Die meisten der zehn von Gott aufgezählten Tiere (Löwe, Rabe,
Steinbock, Hirsch, Wildesel, Wildstier, Strauss, Kriegspferd, Wanderfalke,
Geier) gehören denn auch zum königlichen Jagdwild. Doch JHWH wird
uns nicht im Bilde des Jägers präsentiert, sondern im Bild vom
sogenannten «Herrn der Tiere», das zu den beliebtesten Themen
der vorderasiatischen Siegelkunst gehört (vgl. Kasten). Durch dieses
Interpretament in der Gottesrede wird zwar zugegeben, dass es in der Welt
chaotische Mächte gibt, dass sie aber JHWH unterstehen. Seine souveräne
Herrschaft zeigt sich besonders darin, dass er die wilden Tiere sowohl schützt
als auch bändigt.
Ijob wurde in der Gottesrede eine österliche Erfahrung zuteil: Die Welt ist nicht ein einziges Chaos, aber Gott setzt seine Ordnung nicht ein- für allemal durch, sondern in einem Prozess der creatio continua, in der das Destruktive ebenfalls seine Daseinsberechtigung hat. Auch die Jünger und Jüngerinnen Jesu mussten lernen, dass das Reich Gottes nicht diktatorisch befohlen werden kann, sondern prozesshaft erlitten werden muss. Deshalb bekannten sie später: «Deinen Tod, o Herr, verkünden wir und deine Auferstehung preisen wir, bis du kommst in Herrlichkeit».
Ähnliche Lernschritte wie Ijob und die Jesusanhänger mussten in diesem Jahrhundert die (National-)Sozialisten bzw. Kommunisten durchmachen, die als Anwälte der Unterdrückten gegen Feinde wüteten, deren Daseinsberechtigung sie heute zur Kenntnis nehmen müssen. Künftig werden es die Kapitalisten sein, die lernen müssen, dass der Tropenwald mit seinen Pflanzen und Tieren nicht nur einen Gebrauchswert hat und dass die Menschen und Völker, die die Fortschrittsideologie behindern, auch dem Segen und Schutz Gottes unterstehen.
Literaturhinweis: Othmar Keel, Jahwes Entgegnung an Ijob. Eine Deutung von Ijob 3841 vor dem Hintergrund der zeitgenössischen Bildkunst (FRLANT 121), Göttingen 1978.
Ein mittelassyrisches Siegel (14./13. Jh. v. Chr.) zeigt den «Herrn
der Tiere» ähnlich wie der biblische Text «in einer reichen
heraldischen Komposition in enger Verbindung mit dem Lebensbaum.

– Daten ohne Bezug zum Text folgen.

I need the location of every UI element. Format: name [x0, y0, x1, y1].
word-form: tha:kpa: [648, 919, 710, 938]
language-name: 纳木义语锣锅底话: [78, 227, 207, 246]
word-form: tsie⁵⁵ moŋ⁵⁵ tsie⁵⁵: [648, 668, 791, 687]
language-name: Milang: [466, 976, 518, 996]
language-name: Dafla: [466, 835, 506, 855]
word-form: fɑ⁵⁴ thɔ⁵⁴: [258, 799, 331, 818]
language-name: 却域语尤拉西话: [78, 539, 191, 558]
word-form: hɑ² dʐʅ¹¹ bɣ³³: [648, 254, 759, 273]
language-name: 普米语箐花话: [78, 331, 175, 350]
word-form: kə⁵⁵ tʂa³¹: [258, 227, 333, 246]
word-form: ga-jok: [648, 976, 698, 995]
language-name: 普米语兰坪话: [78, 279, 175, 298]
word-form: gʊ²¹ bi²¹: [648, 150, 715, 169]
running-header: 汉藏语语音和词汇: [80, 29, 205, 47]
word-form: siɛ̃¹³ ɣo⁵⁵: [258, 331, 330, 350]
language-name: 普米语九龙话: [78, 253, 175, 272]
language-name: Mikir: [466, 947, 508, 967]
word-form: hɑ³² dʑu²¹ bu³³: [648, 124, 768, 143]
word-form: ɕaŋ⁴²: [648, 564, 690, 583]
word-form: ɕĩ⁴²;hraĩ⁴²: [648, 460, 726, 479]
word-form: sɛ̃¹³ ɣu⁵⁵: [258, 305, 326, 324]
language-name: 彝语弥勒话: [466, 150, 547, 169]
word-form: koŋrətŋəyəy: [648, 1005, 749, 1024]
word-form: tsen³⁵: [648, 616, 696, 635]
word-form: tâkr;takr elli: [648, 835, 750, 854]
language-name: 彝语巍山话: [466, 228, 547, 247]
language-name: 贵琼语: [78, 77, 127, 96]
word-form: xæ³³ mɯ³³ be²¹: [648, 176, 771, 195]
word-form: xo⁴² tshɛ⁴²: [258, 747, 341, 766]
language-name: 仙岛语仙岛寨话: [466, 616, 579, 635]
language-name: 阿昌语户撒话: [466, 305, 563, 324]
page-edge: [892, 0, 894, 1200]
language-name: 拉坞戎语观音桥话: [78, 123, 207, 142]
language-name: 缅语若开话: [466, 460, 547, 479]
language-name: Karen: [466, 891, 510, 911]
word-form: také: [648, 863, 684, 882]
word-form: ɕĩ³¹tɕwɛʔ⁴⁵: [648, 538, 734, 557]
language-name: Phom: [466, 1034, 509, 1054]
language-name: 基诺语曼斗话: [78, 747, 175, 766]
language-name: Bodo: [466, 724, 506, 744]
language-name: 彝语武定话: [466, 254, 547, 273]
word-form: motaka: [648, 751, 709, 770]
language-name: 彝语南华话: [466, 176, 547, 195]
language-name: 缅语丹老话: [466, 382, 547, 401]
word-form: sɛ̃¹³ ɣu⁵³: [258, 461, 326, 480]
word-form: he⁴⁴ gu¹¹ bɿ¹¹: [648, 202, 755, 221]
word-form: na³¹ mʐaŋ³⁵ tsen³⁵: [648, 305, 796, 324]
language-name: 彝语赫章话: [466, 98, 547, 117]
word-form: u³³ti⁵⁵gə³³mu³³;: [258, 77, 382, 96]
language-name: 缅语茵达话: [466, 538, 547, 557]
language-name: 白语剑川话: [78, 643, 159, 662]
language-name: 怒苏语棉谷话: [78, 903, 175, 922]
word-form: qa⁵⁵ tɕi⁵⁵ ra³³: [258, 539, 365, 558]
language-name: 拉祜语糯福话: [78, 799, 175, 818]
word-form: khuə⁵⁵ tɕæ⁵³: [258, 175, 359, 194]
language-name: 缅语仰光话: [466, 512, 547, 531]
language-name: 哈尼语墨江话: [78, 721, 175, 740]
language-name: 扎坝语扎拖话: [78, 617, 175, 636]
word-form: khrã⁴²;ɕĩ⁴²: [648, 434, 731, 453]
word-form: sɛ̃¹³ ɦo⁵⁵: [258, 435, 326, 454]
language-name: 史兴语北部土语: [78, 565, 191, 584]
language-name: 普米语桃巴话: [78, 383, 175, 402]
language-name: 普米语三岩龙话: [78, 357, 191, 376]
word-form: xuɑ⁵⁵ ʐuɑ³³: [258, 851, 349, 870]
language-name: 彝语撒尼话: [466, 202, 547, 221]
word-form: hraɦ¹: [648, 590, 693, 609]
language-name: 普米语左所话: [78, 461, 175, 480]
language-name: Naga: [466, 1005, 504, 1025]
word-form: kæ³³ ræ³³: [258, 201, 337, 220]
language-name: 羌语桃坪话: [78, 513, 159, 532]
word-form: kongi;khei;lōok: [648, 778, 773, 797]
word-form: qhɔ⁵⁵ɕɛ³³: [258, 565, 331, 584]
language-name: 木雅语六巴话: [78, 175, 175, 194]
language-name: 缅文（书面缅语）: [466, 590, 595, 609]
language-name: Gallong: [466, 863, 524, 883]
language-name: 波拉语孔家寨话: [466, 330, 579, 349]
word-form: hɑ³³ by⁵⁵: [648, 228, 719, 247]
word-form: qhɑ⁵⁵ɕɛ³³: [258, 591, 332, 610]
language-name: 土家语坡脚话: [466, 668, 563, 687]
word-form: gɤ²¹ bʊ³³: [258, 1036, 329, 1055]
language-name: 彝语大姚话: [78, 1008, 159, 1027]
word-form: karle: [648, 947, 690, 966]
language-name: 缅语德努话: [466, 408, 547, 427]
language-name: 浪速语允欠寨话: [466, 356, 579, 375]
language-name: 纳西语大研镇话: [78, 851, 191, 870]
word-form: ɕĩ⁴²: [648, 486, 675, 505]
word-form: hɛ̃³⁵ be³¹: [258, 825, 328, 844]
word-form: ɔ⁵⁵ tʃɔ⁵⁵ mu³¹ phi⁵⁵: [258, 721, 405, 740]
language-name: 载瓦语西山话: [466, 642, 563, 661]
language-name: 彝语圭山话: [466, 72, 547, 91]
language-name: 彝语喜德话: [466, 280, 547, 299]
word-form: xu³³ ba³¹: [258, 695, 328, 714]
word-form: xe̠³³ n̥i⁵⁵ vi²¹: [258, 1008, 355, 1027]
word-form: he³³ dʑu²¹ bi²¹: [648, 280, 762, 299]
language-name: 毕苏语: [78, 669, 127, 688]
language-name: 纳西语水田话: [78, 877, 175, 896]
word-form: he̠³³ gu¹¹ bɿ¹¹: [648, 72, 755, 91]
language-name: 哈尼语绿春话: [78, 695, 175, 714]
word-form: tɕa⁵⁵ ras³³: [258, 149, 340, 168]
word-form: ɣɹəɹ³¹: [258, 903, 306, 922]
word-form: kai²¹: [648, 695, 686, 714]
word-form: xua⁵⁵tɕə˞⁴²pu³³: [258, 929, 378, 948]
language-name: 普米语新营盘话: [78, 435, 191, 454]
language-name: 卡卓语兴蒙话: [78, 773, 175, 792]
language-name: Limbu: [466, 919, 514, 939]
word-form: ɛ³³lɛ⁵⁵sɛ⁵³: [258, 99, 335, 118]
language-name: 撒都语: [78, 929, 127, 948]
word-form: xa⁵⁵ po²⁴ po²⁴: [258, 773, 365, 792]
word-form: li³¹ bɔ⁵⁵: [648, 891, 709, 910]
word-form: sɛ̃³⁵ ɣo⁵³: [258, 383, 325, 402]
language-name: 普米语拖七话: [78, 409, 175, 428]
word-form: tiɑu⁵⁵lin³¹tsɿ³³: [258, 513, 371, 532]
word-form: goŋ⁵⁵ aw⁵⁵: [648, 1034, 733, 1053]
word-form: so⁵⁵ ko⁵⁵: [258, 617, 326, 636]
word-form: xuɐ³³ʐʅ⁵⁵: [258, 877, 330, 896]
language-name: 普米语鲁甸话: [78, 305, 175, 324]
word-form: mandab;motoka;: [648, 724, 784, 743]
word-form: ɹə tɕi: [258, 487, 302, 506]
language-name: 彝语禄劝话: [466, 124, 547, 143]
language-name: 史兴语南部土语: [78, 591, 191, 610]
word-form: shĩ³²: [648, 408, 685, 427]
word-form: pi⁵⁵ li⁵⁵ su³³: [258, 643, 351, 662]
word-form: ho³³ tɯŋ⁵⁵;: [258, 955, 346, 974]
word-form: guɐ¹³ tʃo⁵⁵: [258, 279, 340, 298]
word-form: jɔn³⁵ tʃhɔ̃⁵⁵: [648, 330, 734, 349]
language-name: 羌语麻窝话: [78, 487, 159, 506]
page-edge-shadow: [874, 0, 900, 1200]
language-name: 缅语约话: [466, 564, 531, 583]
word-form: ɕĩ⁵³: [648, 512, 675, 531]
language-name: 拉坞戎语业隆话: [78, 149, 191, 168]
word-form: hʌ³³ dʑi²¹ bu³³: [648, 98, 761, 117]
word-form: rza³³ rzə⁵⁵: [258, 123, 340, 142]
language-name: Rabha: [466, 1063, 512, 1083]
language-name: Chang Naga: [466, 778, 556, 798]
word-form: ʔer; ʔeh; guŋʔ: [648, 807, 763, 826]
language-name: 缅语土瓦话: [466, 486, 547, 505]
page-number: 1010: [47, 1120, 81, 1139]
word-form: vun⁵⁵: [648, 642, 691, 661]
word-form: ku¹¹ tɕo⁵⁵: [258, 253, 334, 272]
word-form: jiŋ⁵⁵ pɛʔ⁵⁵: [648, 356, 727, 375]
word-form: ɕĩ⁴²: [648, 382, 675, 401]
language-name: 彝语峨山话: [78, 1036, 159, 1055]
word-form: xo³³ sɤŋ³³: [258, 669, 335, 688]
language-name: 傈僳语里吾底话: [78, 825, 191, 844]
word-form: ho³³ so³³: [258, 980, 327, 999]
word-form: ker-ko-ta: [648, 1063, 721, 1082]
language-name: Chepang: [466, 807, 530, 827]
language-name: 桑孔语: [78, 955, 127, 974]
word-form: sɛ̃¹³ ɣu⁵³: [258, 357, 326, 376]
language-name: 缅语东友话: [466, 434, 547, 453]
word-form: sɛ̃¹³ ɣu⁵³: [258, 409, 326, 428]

Kraftvoll
dominiert er die wilde Welt und hält sie im Gleichgewicht, so dass
die im Lebensbaum verkörperte Ordnung dieser wilden Welt Leben schenken
kann, ohne von ihren anarchischen Elementen zerstört zu werden»
(Othmar Keel).
Die viel einfacheren palästinischen Stempelsiegel (8./7. Jh. v. Chr.)
zeigen mit Vorliebe die in der judäischen Wüste heimischen Steinböcke
und den in der Arava und im Negev beheimateten Strauss.